Snake Bites Toddler and 2-Year-Old Keeps Biting Back Until Snake Dies
The toddler was attacked by a 20-inch snake.
A two-year-old girl in Turkey killed a snake by biting it to death, after the snake reportedly attacked her lip. The incident happened in the village of Kantar, near Bingol, a city in Eastern Turkey. Here's what happened to the toddler—and the snake.
According to the little girl's father Mehmet Ercan, she was playing with the snake when it attacked her—and she responded in kind. "Our neighbors have told me that the snake was in the hand of my child, she was playing with it and then it bit her," Ercan said. "Then she has bitten the snake back as a reaction." Ercan was reportedly at work when the attack happened. There is no information about whether playing with snakes was something the toddler had done before, or if this was a one-off.
According to media reports, the neighbors heard Ercan's daughter in distress and found her with a bite mark on her lip—and the 20-inch snake still between her teeth. News reports say the snake died later, which means it must have been still alive while in the toddler's mouth. She was taken to hospital for treatment and observation, but was for the most part unharmed from the snake attack. Which is astonishing, considering the little girl was just two years old.

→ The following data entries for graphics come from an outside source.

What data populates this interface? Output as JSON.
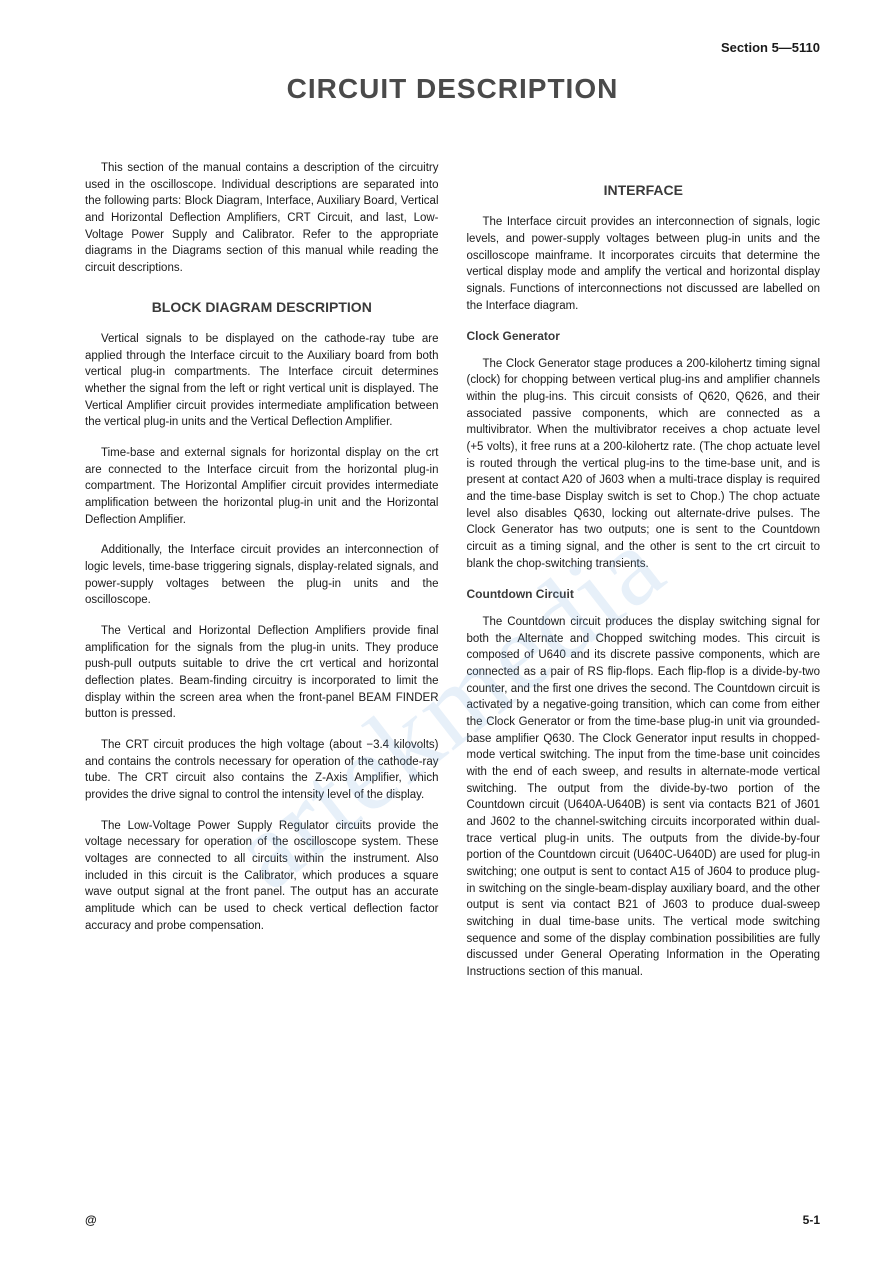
{
  "header": {
    "section": "Section 5—5110"
  },
  "title": "CIRCUIT DESCRIPTION",
  "watermark": "artekmedia",
  "intro": "This section of the manual contains a description of the circuitry used in the oscilloscope. Individual descriptions are separated into the following parts: Block Diagram, Interface, Auxiliary Board, Vertical and Horizontal Deflection Amplifiers, CRT Circuit, and last, Low-Voltage Power Supply and Calibrator. Refer to the appropriate diagrams in the Diagrams section of this manual while reading the circuit descriptions.",
  "block": {
    "heading": "BLOCK DIAGRAM DESCRIPTION",
    "p1": "Vertical signals to be displayed on the cathode-ray tube are applied through the Interface circuit to the Auxiliary board from both vertical plug-in compartments. The Interface circuit determines whether the signal from the left or right vertical unit is displayed. The Vertical Amplifier circuit provides intermediate amplification between the vertical plug-in units and the Vertical Deflection Amplifier.",
    "p2": "Time-base and external signals for horizontal display on the crt are connected to the Interface circuit from the horizontal plug-in compartment. The Horizontal Amplifier circuit provides intermediate amplification between the horizontal plug-in unit and the Horizontal Deflection Amplifier.",
    "p3": "Additionally, the Interface circuit provides an interconnection of logic levels, time-base triggering signals, display-related signals, and power-supply voltages between the plug-in units and the oscilloscope.",
    "p4": "The Vertical and Horizontal Deflection Amplifiers provide final amplification for the signals from the plug-in units. They produce push-pull outputs suitable to drive the crt vertical and horizontal deflection plates. Beam-finding circuitry is incorporated to limit the display within the screen area when the front-panel BEAM FINDER button is pressed.",
    "p5": "The CRT circuit produces the high voltage (about −3.4 kilovolts) and contains the controls necessary for operation of the cathode-ray tube. The CRT circuit also contains the Z-Axis Amplifier, which provides the drive signal to control the intensity level of the display.",
    "p6": "The Low-Voltage Power Supply Regulator circuits provide the voltage necessary for operation of the oscilloscope system. These voltages are connected to all circuits within the instrument. Also included in this circuit is the Calibrator, which produces a square wave output signal at the front panel. The output has an accurate amplitude which can be used to check vertical deflection factor accuracy and probe compensation."
  },
  "interface": {
    "heading": "INTERFACE",
    "p1": "The Interface circuit provides an interconnection of signals, logic levels, and power-supply voltages between plug-in units and the oscilloscope mainframe. It incorporates circuits that determine the vertical display mode and amplify the vertical and horizontal display signals. Functions of interconnections not discussed are labelled on the Interface diagram.",
    "clock": {
      "heading": "Clock Generator",
      "p1": "The Clock Generator stage produces a 200-kilohertz timing signal (clock) for chopping between vertical plug-ins and amplifier channels within the plug-ins. This circuit consists of Q620, Q626, and their associated passive components, which are connected as a multivibrator. When the multivibrator receives a chop actuate level (+5 volts), it free runs at a 200-kilohertz rate. (The chop actuate level is routed through the vertical plug-ins to the time-base unit, and is present at contact A20 of J603 when a multi-trace display is required and the time-base Display switch is set to Chop.) The chop actuate level also disables Q630, locking out alternate-drive pulses. The Clock Generator has two outputs; one is sent to the Countdown circuit as a timing signal, and the other is sent to the crt circuit to blank the chop-switching transients."
    },
    "countdown": {
      "heading": "Countdown Circuit",
      "p1": "The Countdown circuit produces the display switching signal for both the Alternate and Chopped switching modes. This circuit is composed of U640 and its discrete passive components, which are connected as a pair of RS flip-flops. Each flip-flop is a divide-by-two counter, and the first one drives the second. The Countdown circuit is activated by a negative-going transition, which can come from either the Clock Generator or from the time-base plug-in unit via grounded-base amplifier Q630. The Clock Generator input results in chopped-mode vertical switching. The input from the time-base unit coincides with the end of each sweep, and results in alternate-mode vertical switching. The output from the divide-by-two portion of the Countdown circuit (U640A-U640B) is sent via contacts B21 of J601 and J602 to the channel-switching circuits incorporated within dual-trace vertical plug-in units. The outputs from the divide-by-four portion of the Countdown circuit (U640C-U640D) are used for plug-in switching; one output is sent to contact A15 of J604 to produce plug-in switching on the single-beam-display auxiliary board, and the other output is sent via contact B21 of J603 to produce dual-sweep switching in dual time-base units. The vertical mode switching sequence and some of the display combination possibilities are fully discussed under General Operating Information in the Operating Instructions section of this manual."
    }
  },
  "footer": {
    "left": "@",
    "right": "5-1"
  }
}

Snake bites can be serious for children, and even a bite from a non-venomous snake can result in an infection or allergic reaction. "In most bites, either the child doesn't see the snake and accidentally steps on it, or the child is curious and tries to handle the snake," says Sing-Yi Feng, MD, FAAP, Emergency Medicine Physician at Children's Health and Associate Professor at UT Southwestern. "Snakes generally are afraid of humans and use biting as a defense mechanism. You should try not to disturb their habitat to avoid bites."
Approximately 1,300 children are bitten by snakes every year in the US, with one third of all bites taking place in June and July. A five-year-old Texas boy called Daniel was bitten by a venomous copperhead snake in June 2022, while picking up leaves with his uncle. "I was running errands and they called me to meet them," the boy's aunt Brandy Smith told McClatchy News. Daniel was rushed to hospital and treated with antivenom before being released. "I've truly never been so scared in my life," Smith said. "His range of motion and labs are good so we get to go home later today."
Experts recommend calling 911 or going to the ER immediately if you are bitten by a snake. "In order to provide the best treatment, we ask patients for a description of the snake," says Sam S. Torbati, MD. "Try to remember the size, color, and shape of the snake. A photo taken at a safe distance will also help. Even though not all snakebites are toxic, it's best to receive a proper medical evaluation sooner than later."